Die Bauanleitung sieht hier die Einsätze mit +/- 0 vor, ansonsten gibt’s nichts weiter einzustellen. Beachten sollte man noch, dass ein geringfügiges Spiel beim Einbau berücksichtigt wird, da ansonsten die Lebensdauer der Lager verringert würde.

Auf der rechten Seite der Hinterachse sitzt das Kugeldiff. Es wurde ebenfalls unverändert aus dem X II übernommen.
Die Einstellung der Differenzial-Wirkung erfolgt wie bei allen Pan-Cars wird durch Drehen einer Mutter, welche das gesamte Diff auf der Achse hält, das geht auch bei montiertem Hinterrad.
Ordentliche Schmierung, besonders beim Drucklager, ist bei dieser Art von Diffs äußerst wichtig, hier sollte nicht gespart werden.

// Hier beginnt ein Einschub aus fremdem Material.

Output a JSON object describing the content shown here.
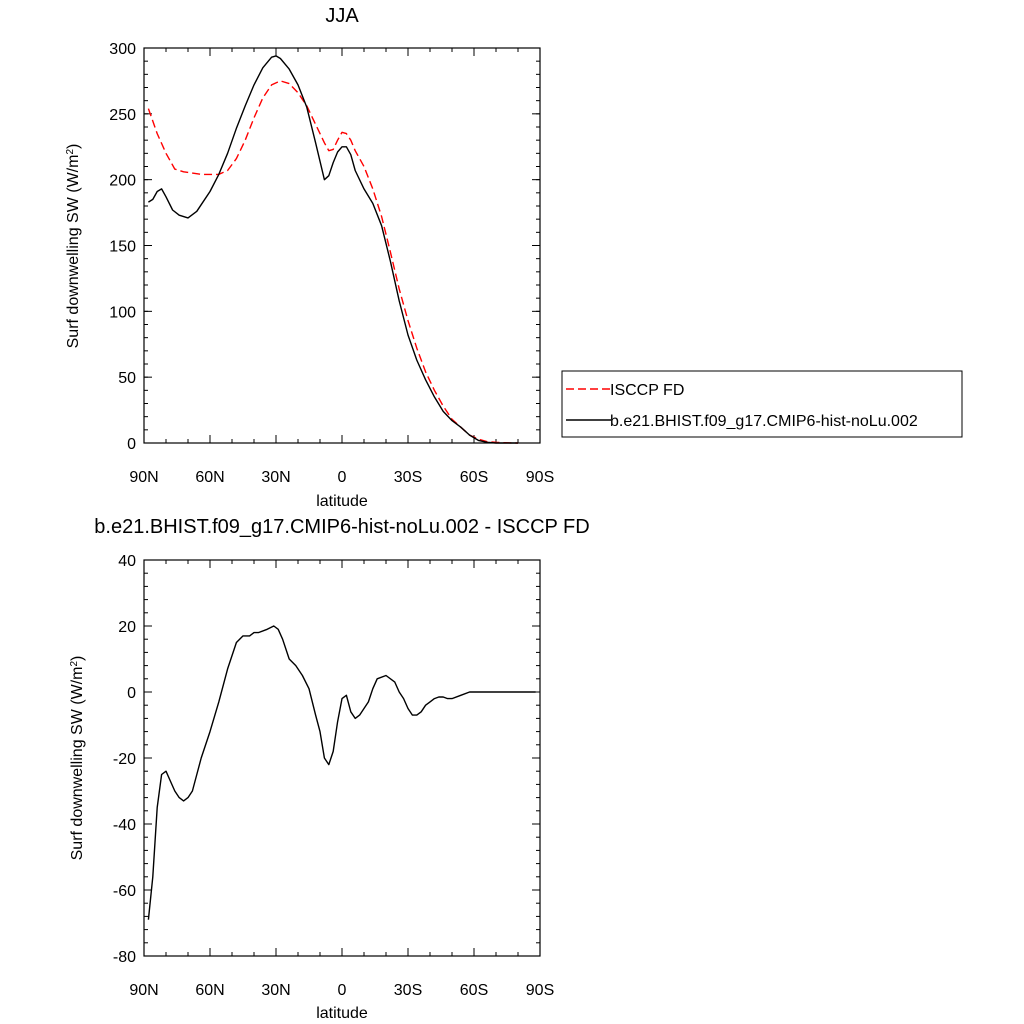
{
  "chart_data": [
    {
      "type": "line",
      "title": "JJA",
      "xlabel": "latitude",
      "ylabel": "Surf downwelling SW (W/m",
      "ylabel_sup": "2",
      "ylabel_close": ")",
      "xlim": [
        90,
        -90
      ],
      "ylim": [
        0,
        300
      ],
      "x_tick_values": [
        90,
        60,
        30,
        0,
        -30,
        -60,
        -90
      ],
      "x_tick_labels": [
        "90N",
        "60N",
        "30N",
        "0",
        "30S",
        "60S",
        "90S"
      ],
      "y_tick_values": [
        0,
        50,
        100,
        150,
        200,
        250,
        300
      ],
      "y_tick_labels": [
        "0",
        "50",
        "100",
        "150",
        "200",
        "250",
        "300"
      ],
      "legend_position": "right",
      "series": [
        {
          "name": "ISCCP FD",
          "color": "#ff0000",
          "dash": "dashed",
          "x": [
            88,
            84,
            80,
            76,
            72,
            68,
            64,
            60,
            56,
            52,
            48,
            44,
            40,
            36,
            32,
            28,
            24,
            20,
            16,
            12,
            8,
            6,
            4,
            2,
            0,
            -2,
            -4,
            -6,
            -10,
            -14,
            -18,
            -22,
            -26,
            -30,
            -34,
            -38,
            -42,
            -46,
            -50,
            -54,
            -58,
            -62,
            -66,
            -70,
            -74,
            -78,
            -80
          ],
          "y": [
            254,
            235,
            220,
            208,
            206,
            205,
            204,
            204,
            204,
            207,
            216,
            230,
            247,
            262,
            272,
            275,
            273,
            266,
            256,
            242,
            228,
            222,
            223,
            230,
            236,
            235,
            230,
            222,
            210,
            193,
            172,
            145,
            117,
            93,
            72,
            54,
            40,
            28,
            18,
            12,
            6,
            3,
            1,
            0.5,
            0.2,
            0,
            0
          ]
        },
        {
          "name": "b.e21.BHIST.f09_g17.CMIP6-hist-noLu.002",
          "color": "#000000",
          "dash": "solid",
          "x": [
            88,
            86,
            84,
            82,
            80,
            77,
            74,
            70,
            66,
            64,
            60,
            56,
            52,
            48,
            44,
            40,
            36,
            32,
            30,
            28,
            24,
            20,
            16,
            12,
            8,
            6,
            4,
            2,
            0,
            -2,
            -4,
            -6,
            -10,
            -14,
            -18,
            -22,
            -26,
            -30,
            -34,
            -38,
            -42,
            -46,
            -50,
            -54,
            -58,
            -62,
            -66,
            -70,
            -74,
            -78,
            -80
          ],
          "y": [
            183,
            185,
            191,
            193,
            187,
            177,
            173,
            171,
            176,
            181,
            191,
            204,
            220,
            239,
            256,
            272,
            285,
            293,
            294,
            292,
            284,
            272,
            255,
            228,
            200,
            203,
            213,
            221,
            225,
            225,
            219,
            207,
            193,
            182,
            165,
            138,
            108,
            82,
            63,
            48,
            35,
            24,
            17,
            12,
            6,
            2,
            0.5,
            0,
            0,
            0,
            0
          ]
        }
      ]
    },
    {
      "type": "line",
      "title": "b.e21.BHIST.f09_g17.CMIP6-hist-noLu.002 - ISCCP FD",
      "xlabel": "latitude",
      "ylabel": "Surf downwelling SW (W/m",
      "ylabel_sup": "2",
      "ylabel_close": ")",
      "xlim": [
        90,
        -90
      ],
      "ylim": [
        -80,
        40
      ],
      "x_tick_values": [
        90,
        60,
        30,
        0,
        -30,
        -60,
        -90
      ],
      "x_tick_labels": [
        "90N",
        "60N",
        "30N",
        "0",
        "30S",
        "60S",
        "90S"
      ],
      "y_tick_values": [
        -80,
        -60,
        -40,
        -20,
        0,
        20,
        40
      ],
      "y_tick_labels": [
        "-80",
        "-60",
        "-40",
        "-20",
        "0",
        "20",
        "40"
      ],
      "series": [
        {
          "color": "#000000",
          "dash": "solid",
          "x": [
            88,
            86,
            84,
            82,
            80,
            78,
            76,
            74,
            72,
            70,
            68,
            66,
            64,
            60,
            56,
            52,
            48,
            45,
            42,
            40,
            38,
            34,
            31,
            29,
            27,
            24,
            21,
            18,
            15,
            12,
            10,
            8,
            6,
            4,
            2,
            0,
            -2,
            -4,
            -6,
            -8,
            -10,
            -12,
            -14,
            -16,
            -20,
            -24,
            -26,
            -28,
            -30,
            -32,
            -34,
            -36,
            -38,
            -40,
            -42,
            -44,
            -46,
            -48,
            -50,
            -54,
            -58,
            -62,
            -66,
            -70,
            -74,
            -78,
            -82,
            -86,
            -88
          ],
          "y": [
            -69,
            -56,
            -35,
            -25,
            -24,
            -27,
            -30,
            -32,
            -33,
            -32,
            -30,
            -25,
            -20,
            -12,
            -3,
            7,
            15,
            17,
            17,
            18,
            18,
            19,
            20,
            19,
            16,
            10,
            8,
            5,
            1,
            -7,
            -12,
            -20,
            -22,
            -18,
            -9,
            -2,
            -1,
            -6,
            -8,
            -7,
            -5,
            -3,
            1,
            4,
            5,
            3,
            0,
            -2,
            -5,
            -7,
            -7,
            -6,
            -4,
            -3,
            -2,
            -1.5,
            -1.5,
            -2,
            -2,
            -1,
            0,
            0,
            0,
            0,
            0,
            0,
            0,
            0,
            0
          ]
        }
      ]
    }
  ]
}
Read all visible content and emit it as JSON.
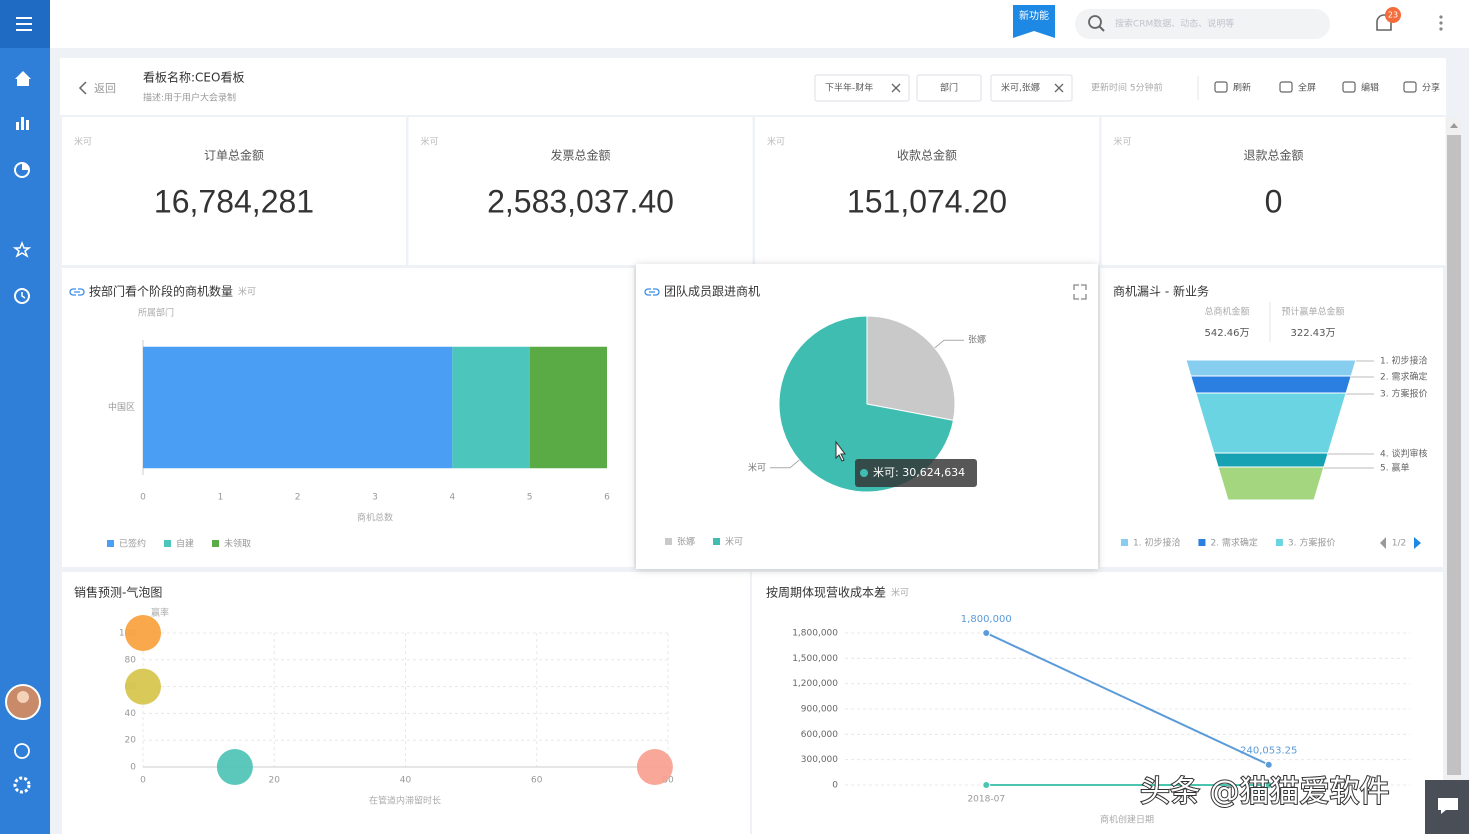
{
  "topbar": {
    "badge": "新功能",
    "search_placeholder": "搜索CRM数据、动态、说明等",
    "notifications": "23"
  },
  "board": {
    "back": "返回",
    "title": "看板名称:CEO看板",
    "description": "描述:用于用户大会录制",
    "filters": [
      {
        "label": "下半年-财年",
        "removable": true
      },
      {
        "label": "部门",
        "removable": false
      },
      {
        "label": "米可,张娜",
        "removable": true
      }
    ],
    "updated": "更新时间 5分钟前",
    "actions": [
      "刷新",
      "全屏",
      "编辑",
      "分享"
    ]
  },
  "kpis": [
    {
      "owner": "米可",
      "label": "订单总金额",
      "value": "16,784,281"
    },
    {
      "owner": "米可",
      "label": "发票总金额",
      "value": "2,583,037.40"
    },
    {
      "owner": "米可",
      "label": "收款总金额",
      "value": "151,074.20"
    },
    {
      "owner": "米可",
      "label": "退款总金额",
      "value": "0"
    }
  ],
  "charts": [
    {
      "type": "bar",
      "orientation": "horizontal",
      "stacked": true,
      "title": "按部门看个阶段的商机数量",
      "tag": "米可",
      "ylabel": "所属部门",
      "xlabel": "商机总数",
      "categories": [
        "中国区"
      ],
      "series": [
        {
          "name": "已签约",
          "color": "#4a9ff5",
          "values": [
            4
          ]
        },
        {
          "name": "自建",
          "color": "#4cc5bd",
          "values": [
            1
          ]
        },
        {
          "name": "未领取",
          "color": "#5aab46",
          "values": [
            1
          ]
        }
      ],
      "xlim": [
        0,
        6
      ],
      "xticks": [
        0,
        1,
        2,
        3,
        4,
        5,
        6
      ],
      "legend": "bottom-left"
    },
    {
      "type": "pie",
      "title": "团队成员跟进商机",
      "categories": [
        "张娜",
        "米可"
      ],
      "values": [
        11900000,
        30624634
      ],
      "colors": [
        "#c9c9c9",
        "#40bdb1"
      ],
      "tooltip": "米可: 30,624,634",
      "legend": "bottom-left"
    },
    {
      "type": "funnel",
      "title": "商机漏斗 - 新业务",
      "stats": [
        {
          "label": "总商机金额",
          "value": "542.46万"
        },
        {
          "label": "预计赢单总金额",
          "value": "322.43万"
        }
      ],
      "categories": [
        "1. 初步接洽",
        "2. 需求确定",
        "3. 方案报价",
        "4. 谈判审核",
        "5. 赢单"
      ],
      "values": [
        16,
        17,
        60,
        14,
        33
      ],
      "colors": [
        "#87cdf0",
        "#2b7fe0",
        "#6ad4e3",
        "#17a2b4",
        "#a3d67f"
      ],
      "legend_page": "1/2",
      "legend": "bottom-left"
    },
    {
      "type": "scatter",
      "title": "销售预测-气泡图",
      "ylabel": "赢率",
      "xlabel": "在管道内滞留时长",
      "x": [
        0,
        0,
        14,
        78
      ],
      "y": [
        100,
        60,
        0,
        0
      ],
      "colors": [
        "#f9a13c",
        "#d6c44b",
        "#4ec3b5",
        "#f9a090"
      ],
      "xlim": [
        0,
        80
      ],
      "ylim": [
        0,
        100
      ],
      "xticks": [
        0,
        20,
        40,
        60,
        80
      ],
      "yticks": [
        0,
        20,
        40,
        60,
        80,
        100
      ],
      "grid": true
    },
    {
      "type": "line",
      "title": "按周期体现营收成本差",
      "tag": "米可",
      "xlabel": "商机创建日期",
      "categories": [
        "2018-07",
        null
      ],
      "series": [
        {
          "color": "#5b9bd9",
          "values": [
            1800000,
            240053.25
          ],
          "value_labels": [
            "1,800,000",
            "240,053.25"
          ]
        },
        {
          "color": "#4cc5b0",
          "values": [
            0,
            0
          ]
        }
      ],
      "ylim": [
        0,
        1800000
      ],
      "yticks": [
        0,
        {
          "value": 300000,
          "label": "300,000"
        },
        {
          "value": 600000,
          "label": "600,000"
        },
        {
          "value": 900000,
          "label": "900,000"
        },
        {
          "value": 1200000,
          "label": "1,200,000"
        },
        {
          "value": 1500000,
          "label": "1,500,000"
        },
        {
          "value": 1800000,
          "label": "1,800,000"
        }
      ],
      "grid": true
    }
  ],
  "watermark": "头条 @猫猫爱软件"
}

Der linke Radträger ist ebenfalls genau wie rechts aus mattschwarz eloxiertem Aluminium gefräst. Jedes Hinterrad wird mit drei Radschrauben befestigt.
Nach Anbau der restlichen Komponenten wie z.B. Karosserie-und Servohalter und sämtlicher Rechts/Links Lenkgestänge steht das Fahrzeug fertig vor dem Erbauer, nur noch die Elektrik muss eingebaut werden, ebenfalls Karosse und Räder.

Praxis
Bereits beim Vorgänger wurden für vorne Jaco Purple mit 43 mm Durchmesser und hinten Jaco Grey mit 45 mm Durchmesser eingesetzt.
Auch die Protoform Speed 12 Karosserie des Vorgängers war noch wie neu und wurde erneut verwendet. Lediglich die Bohrungen für die Heckaufnahme mussten abgeändert werden.
Bei der Bodenfreiheit war ebenfalls keine Abweichung von den bekannten Werten nötig.

Motormäßig kam ein GM 13,5 t Brushless in Verbindung mit einem Genius Regler zum Einsatz, als Lenkservo musste ein für den 1:12 Maßstab geeignetes Futaba-Servo herhalten. Die Verbindung zum Fahrer erfolgte ebenfalls über eine Futaba-Fernsteuerung.
Als Gegenstück zum Hauptzahnrad mit 96 Zähnen wurde ein 24er Motorritzel in 64 dp Teilung aufgeschraubt.

Beim Akku hat man nun die Wahl zwischen einem 4 Zellen NiMh-Akku in side-by-side Verlötung oder einem neuen LiPo-Akku der Größe 1S.
Während ersterer einfach nur angeschlossen werden muß, reicht beim LiPo die Spannung nur einer Zelle von 3,7 V nicht aus, man muss einen Booster oder BEC-Akku dranhängen, was aber kein Problem darstellt.
Beide Akkutypen können zwecks Gewichtsverlagerung etwas weiter vorne oder hinten montiert werden.

Einen 1:12er irgendwo anders als auf einer Teppichstrecke auszuprobieren wäre schon ein arges Vergehen. Nach Feineinstellung auf dem neuen Setup-System und Trimmung konnte es losgehen.
Als normaler RC-Car-Fahrer weiß man, dass man es bei einem 1:12 niemals übertreiben darf, bei aller Euphorie, welche unweigerlich beim Fahren aufkommt.

Wenn man seinen Gas-Finger mäßigt, wird man sich am direkten Fahrverhalten des X II freuen können und dabei richtig Spaß haben.
Um ein solches Teil richtig fliegen zu lassen, sollte man allerdings über lange Erfahrung in diesem Metier verfügen.